I love to curse. I LOVE it. It is such a favorite way to color my statements, make them funnier, shockier, edgier. I remember when I first let out a tirade of expletives – I was in the eighth grade. My cat escaped, and I found her up a tree, and she refused to come down. “GET YOUR ASS DOWN HERE YOU SHIT!” I yelled.
And then silence. I stood in shock.
ooooh.
Oh that felt so good. So I continued. She sat, as cats do, judging my insignificance as I blasted out to the night sky.
“You bleeping little bleep bleeeep bleeeeep beep bleep ba beep beep!”
It wasn’t even making sense anymore…I just wanted to get all of them out. All the words I was not allowed to use because they were “adult” words. They felt SO good coming off the tongue. I now could harness them…their power…I could step into a whole new genre of verbal impact!
Then I learned where and when they could be placed. Don’t use them at most workplaces or you look uneducated, but throw them around with the boss if you are both frustrated at someone else. Do use them when you bartend as it gives you power over drunk men. Don’t use them with your Mom and Dad except for damn and hell to start… work shit in later. DO use them with your friends – and at some point the F bomb will be the most important and multidimensional word you will ever use, and you will cherish it and its diversity.
So this brings me to the fact that I am a very accomplished “potty mouth”, and I now have a three month old son. I’m not at the point of editing my language yet…but it will come…and when it does I’m wondering what we should edit – when – and how we can explain “dirty words” to the munch so he understands proper placement, and doesn’t come out as a trashy individual. I suppose the F bomb (my faaaaavorite) must go, at least for a good decade or so. Or is it possible to still use language that is “adult” with adults (as my parents often did…f bomb not included for their generation) and explain to the child they cannot use those words until they are older? Really, “screw you/darnit/shiz” don’t sound any better being parroted now do they? And I don’t want this poor kid getting into his first fight and yelling “You stupid butt!” at the other kid. (ewww first fight…that is a whole other blog)
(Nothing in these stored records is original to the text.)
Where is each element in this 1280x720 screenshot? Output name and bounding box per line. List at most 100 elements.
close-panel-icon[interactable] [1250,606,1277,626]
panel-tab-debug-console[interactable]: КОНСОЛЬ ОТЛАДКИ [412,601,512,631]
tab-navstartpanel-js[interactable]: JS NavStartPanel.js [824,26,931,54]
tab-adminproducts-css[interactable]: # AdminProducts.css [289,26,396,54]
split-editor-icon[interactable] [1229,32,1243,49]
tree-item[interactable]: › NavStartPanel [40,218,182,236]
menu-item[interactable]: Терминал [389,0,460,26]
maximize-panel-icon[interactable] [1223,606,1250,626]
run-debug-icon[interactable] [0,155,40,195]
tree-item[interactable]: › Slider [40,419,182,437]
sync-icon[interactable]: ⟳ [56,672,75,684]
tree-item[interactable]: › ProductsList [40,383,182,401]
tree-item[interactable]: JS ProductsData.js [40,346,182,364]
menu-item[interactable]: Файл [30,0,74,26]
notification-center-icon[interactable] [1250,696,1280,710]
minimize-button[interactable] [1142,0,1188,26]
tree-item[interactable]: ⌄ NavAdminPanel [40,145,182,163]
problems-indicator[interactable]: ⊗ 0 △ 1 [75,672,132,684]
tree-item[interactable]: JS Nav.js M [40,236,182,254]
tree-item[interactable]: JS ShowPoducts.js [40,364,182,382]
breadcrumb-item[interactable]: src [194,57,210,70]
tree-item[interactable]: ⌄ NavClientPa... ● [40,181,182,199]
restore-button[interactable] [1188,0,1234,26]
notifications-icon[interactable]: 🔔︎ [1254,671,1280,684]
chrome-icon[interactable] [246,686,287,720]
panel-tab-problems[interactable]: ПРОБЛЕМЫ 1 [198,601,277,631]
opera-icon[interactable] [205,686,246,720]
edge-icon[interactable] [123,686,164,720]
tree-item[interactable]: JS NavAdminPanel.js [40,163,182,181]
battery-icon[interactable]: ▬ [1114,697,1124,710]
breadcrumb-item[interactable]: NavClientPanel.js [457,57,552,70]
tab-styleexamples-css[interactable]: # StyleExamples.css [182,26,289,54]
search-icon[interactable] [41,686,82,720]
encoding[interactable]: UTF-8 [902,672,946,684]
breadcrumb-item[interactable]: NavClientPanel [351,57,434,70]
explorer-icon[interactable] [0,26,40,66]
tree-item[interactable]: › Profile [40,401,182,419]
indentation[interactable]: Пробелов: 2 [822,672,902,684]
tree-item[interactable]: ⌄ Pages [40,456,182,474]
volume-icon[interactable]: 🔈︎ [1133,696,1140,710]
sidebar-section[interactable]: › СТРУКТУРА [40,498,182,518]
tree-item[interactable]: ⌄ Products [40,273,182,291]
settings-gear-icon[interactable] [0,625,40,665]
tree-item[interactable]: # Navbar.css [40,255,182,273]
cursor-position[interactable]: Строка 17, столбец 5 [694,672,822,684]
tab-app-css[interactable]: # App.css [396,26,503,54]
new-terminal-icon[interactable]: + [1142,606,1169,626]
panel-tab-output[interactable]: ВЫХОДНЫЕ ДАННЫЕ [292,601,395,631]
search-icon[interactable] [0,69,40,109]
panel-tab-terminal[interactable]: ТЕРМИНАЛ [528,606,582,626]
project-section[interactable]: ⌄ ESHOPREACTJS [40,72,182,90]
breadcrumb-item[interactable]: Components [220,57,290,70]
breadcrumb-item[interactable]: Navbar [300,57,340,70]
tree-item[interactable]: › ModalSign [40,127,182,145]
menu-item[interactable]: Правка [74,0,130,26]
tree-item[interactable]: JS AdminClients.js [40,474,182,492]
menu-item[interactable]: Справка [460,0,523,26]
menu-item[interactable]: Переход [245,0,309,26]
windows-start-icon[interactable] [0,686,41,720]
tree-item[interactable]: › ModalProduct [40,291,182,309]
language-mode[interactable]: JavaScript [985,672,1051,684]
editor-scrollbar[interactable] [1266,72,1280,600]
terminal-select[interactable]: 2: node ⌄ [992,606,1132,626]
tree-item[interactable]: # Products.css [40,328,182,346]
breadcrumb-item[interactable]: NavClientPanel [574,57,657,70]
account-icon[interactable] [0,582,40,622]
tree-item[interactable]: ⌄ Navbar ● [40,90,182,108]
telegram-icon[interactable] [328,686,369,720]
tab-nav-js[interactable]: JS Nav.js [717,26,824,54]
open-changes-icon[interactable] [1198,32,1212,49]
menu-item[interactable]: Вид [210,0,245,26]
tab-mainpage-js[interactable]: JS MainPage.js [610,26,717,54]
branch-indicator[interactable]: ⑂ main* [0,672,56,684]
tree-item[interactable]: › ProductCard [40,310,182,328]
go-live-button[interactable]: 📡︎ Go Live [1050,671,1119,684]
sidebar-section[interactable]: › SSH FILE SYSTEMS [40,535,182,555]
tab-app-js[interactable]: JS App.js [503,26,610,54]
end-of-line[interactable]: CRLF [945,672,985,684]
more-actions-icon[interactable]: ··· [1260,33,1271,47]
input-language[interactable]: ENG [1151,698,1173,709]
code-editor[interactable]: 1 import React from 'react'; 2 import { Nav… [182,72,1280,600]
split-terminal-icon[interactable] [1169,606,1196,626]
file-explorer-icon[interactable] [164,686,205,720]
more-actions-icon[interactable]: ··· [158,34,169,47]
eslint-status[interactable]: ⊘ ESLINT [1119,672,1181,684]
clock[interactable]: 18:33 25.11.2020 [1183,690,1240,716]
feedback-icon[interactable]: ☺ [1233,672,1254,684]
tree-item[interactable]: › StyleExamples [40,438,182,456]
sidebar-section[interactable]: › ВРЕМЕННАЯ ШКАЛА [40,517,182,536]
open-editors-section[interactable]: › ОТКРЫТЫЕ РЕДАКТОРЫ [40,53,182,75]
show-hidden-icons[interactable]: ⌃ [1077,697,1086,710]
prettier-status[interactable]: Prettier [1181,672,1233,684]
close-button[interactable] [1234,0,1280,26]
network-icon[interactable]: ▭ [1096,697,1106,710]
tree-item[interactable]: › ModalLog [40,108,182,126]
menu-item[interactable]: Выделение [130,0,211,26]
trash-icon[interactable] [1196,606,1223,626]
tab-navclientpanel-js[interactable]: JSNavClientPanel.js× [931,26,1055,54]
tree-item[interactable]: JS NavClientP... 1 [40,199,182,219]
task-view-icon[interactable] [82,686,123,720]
Thoughts? Advice? Just say F#ck it all and don’t censor?
personally, i think every child’s first sentence should be “YOU’RE A STUPID FUR-BALL COUGHING FELINE” and that fur-ball coughing feline should be considered curse words. it’d be a nice transition.
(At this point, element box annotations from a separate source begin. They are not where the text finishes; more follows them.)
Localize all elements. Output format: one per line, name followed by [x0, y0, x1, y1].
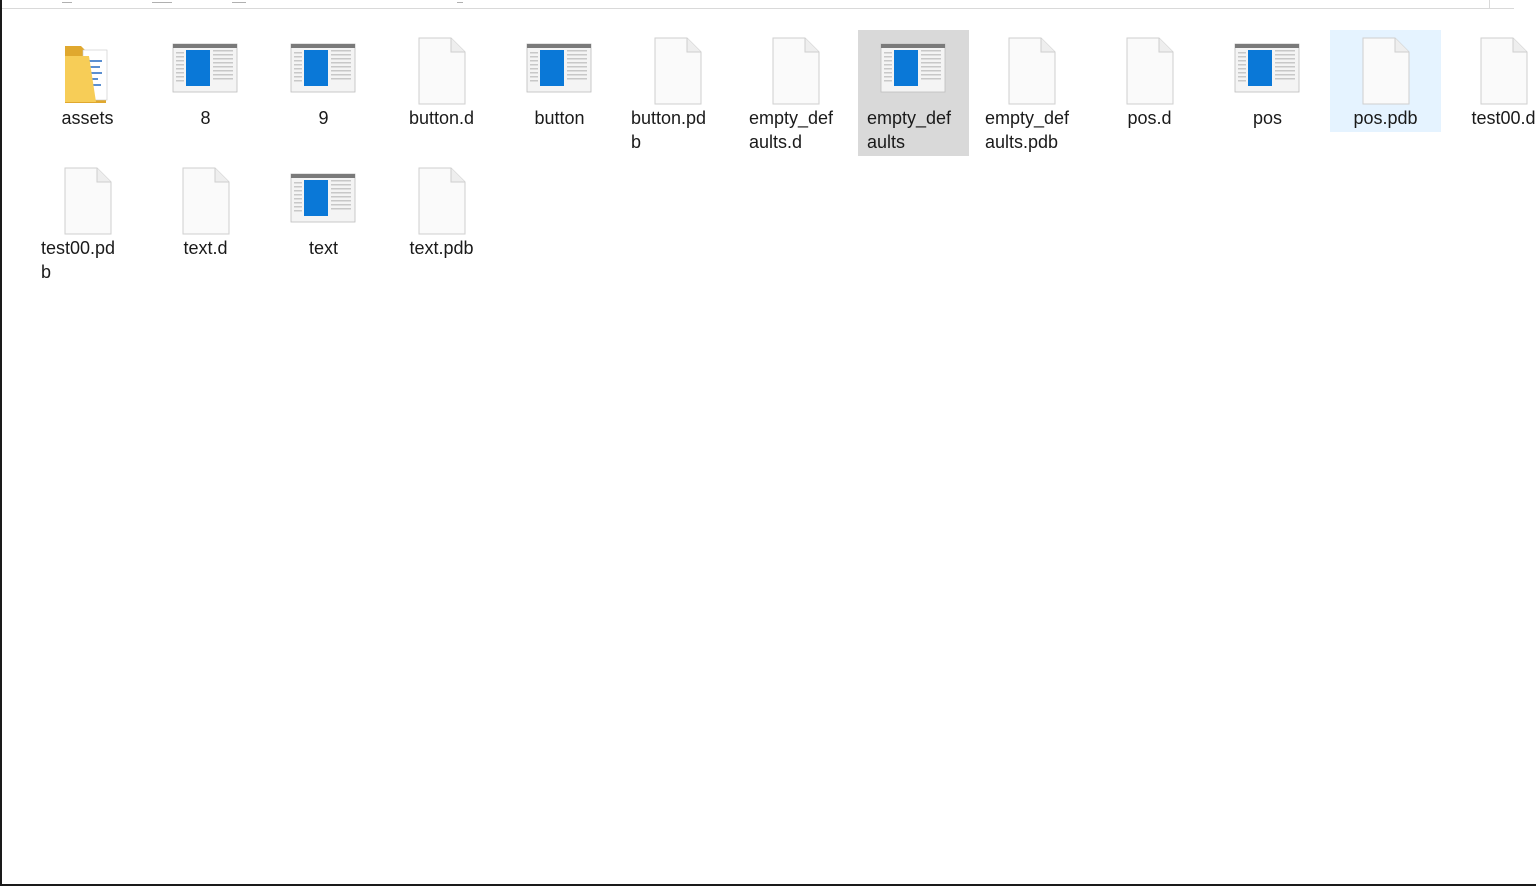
blank-file-icon — [1115, 36, 1185, 106]
blank-file-icon — [1351, 36, 1421, 106]
file-name-label: test00.d — [1471, 108, 1536, 128]
explorer-window: assets 8 9 button.d button button.pd b empty_de… — [0, 0, 1536, 886]
file-item[interactable]: 9 — [268, 30, 379, 132]
file-item[interactable]: assets — [32, 30, 143, 132]
file-name-label: pos.d — [1127, 108, 1172, 128]
file-item[interactable]: text.d — [150, 160, 261, 262]
app-window-icon — [171, 36, 241, 106]
file-item[interactable]: pos — [1212, 30, 1323, 132]
file-name-label: 9 — [318, 108, 329, 128]
file-name-label: pos.pdb — [1353, 108, 1418, 128]
refresh-button-edge[interactable] — [1489, 0, 1514, 8]
file-name-label: text.d — [183, 238, 228, 258]
file-name-label: assets — [61, 108, 114, 128]
file-name-label: pos — [1252, 108, 1283, 128]
folder-icon — [53, 36, 123, 106]
app-window-icon — [525, 36, 595, 106]
file-name-label: empty_def aults.pdb — [985, 108, 1070, 152]
file-name-label: empty_def aults.d — [749, 108, 834, 152]
blank-file-icon — [643, 36, 713, 106]
file-item[interactable]: empty_def aults — [858, 30, 969, 156]
file-item[interactable]: text.pdb — [386, 160, 497, 262]
file-item[interactable]: 8 — [150, 30, 261, 132]
file-item[interactable]: button — [504, 30, 615, 132]
file-name-label: 8 — [200, 108, 211, 128]
app-window-icon — [879, 36, 949, 106]
file-name-label: text — [308, 238, 338, 258]
file-item[interactable]: test00.d — [1448, 30, 1536, 132]
file-name-label: empty_def aults — [867, 108, 952, 152]
address-bar-edge — [2, 0, 1514, 9]
blank-file-icon — [171, 166, 241, 236]
file-item[interactable]: pos.d — [1094, 30, 1205, 132]
file-item[interactable]: button.d — [386, 30, 497, 132]
file-name-label: button — [534, 108, 585, 128]
file-name-label: button.d — [408, 108, 475, 128]
file-item[interactable]: empty_def aults.d — [740, 30, 851, 156]
app-window-icon — [289, 166, 359, 236]
file-name-label: test00.pd b — [41, 238, 116, 282]
file-item[interactable]: pos.pdb — [1330, 30, 1441, 132]
blank-file-icon — [997, 36, 1067, 106]
file-item[interactable]: test00.pd b — [32, 160, 143, 286]
app-window-icon — [289, 36, 359, 106]
blank-file-icon — [53, 166, 123, 236]
blank-file-icon — [761, 36, 831, 106]
file-item[interactable]: empty_def aults.pdb — [976, 30, 1087, 156]
file-name-label: text.pdb — [409, 238, 474, 258]
app-window-icon — [1233, 36, 1303, 106]
blank-file-icon — [407, 166, 477, 236]
file-item[interactable]: button.pd b — [622, 30, 733, 156]
file-name-label: button.pd b — [631, 108, 707, 152]
blank-file-icon — [1469, 36, 1536, 106]
file-item[interactable]: text — [268, 160, 379, 262]
blank-file-icon — [407, 36, 477, 106]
I’m not a parent, but I’m an elementary school music teacher with 433 students. A kindergartener (5) walked up to me and said, “Tommy said the S word!” And I was like, “really? Did he use it to hurt someone’s feelings?” And she said, “uhh… no?” So I asked, “What exactly did he say?” And she said, “He said, ‘I hate these stupid shoe laces.'” I was just like, “Ruby, go back to your seat.”
So at lunch I was telling the art teacher this story and she was like, “You should have said, ‘Ruby STUPID is not the S word. The s word is SHIT, and don’t be such a tattle tale. I don’t need to hear about all the stupid shit other kids do.'”
Good luck. My 4 year old son’s favorite song is A7X Nightmare, the EXPLICIT version. You will be both mortified and proud when he drops his first F bomb.
Dude. We were potty mouths in college, and one of my friends had a young daughter who knew all of the adult words because we’d get drunk and not edit our language. The one time she used it, her mother turned calmly to her and said, “Honey, those are words that only adults use, and when you turn eighteen, you, too, can use these words. But until then, you are still a child and will not use those words.” Her daughter (who was awesome and sweet and smart and just an all-around good kid at three) never used them again. She’s now eighteen and still just an awesome kid.
Or you can be like my brother and his wife. They don’t edit their language at all. So when my nieces visited me in Cruces and we went swimming in the pool, they tried to get Drake to go in. When he wouldn’t, my oldest niece looked at him and said, “C’mon, uncle Drake, don’t be a pussy.” I had to hide under the table and choke on my laughter silently until I could recover enough to tell her that those were adult words.
I love your post! That is soo me too. I love cursing. So much that I hold the record for best curser in my office. But I work with a bunch of guys. With kid #1, there has never been an issue. We said they were adult words. He dropped a few choice words in the car once or twice (can you say mini road rage) and we all moved on. I still curse. But with kid #2, I’m not so sure we’ll be so lucky. He’s already imitated hubby’s use of the word damn, and he can’t even pronounce it. But he said it with such gusto and glee for 20 minutes, I figure I’ve got a couple of months to clean up my act. Good luck. Only time will tell which boat your family will fit in.
Hahahhahahaha! I am picturing your kiddos cursing and it is cracking me up. That may be a problem…it makes me laugh to see the little’s say bad words. Yes, only time will tell!
Thanks for the laugh and the imagery on the mini road rage, Jodi!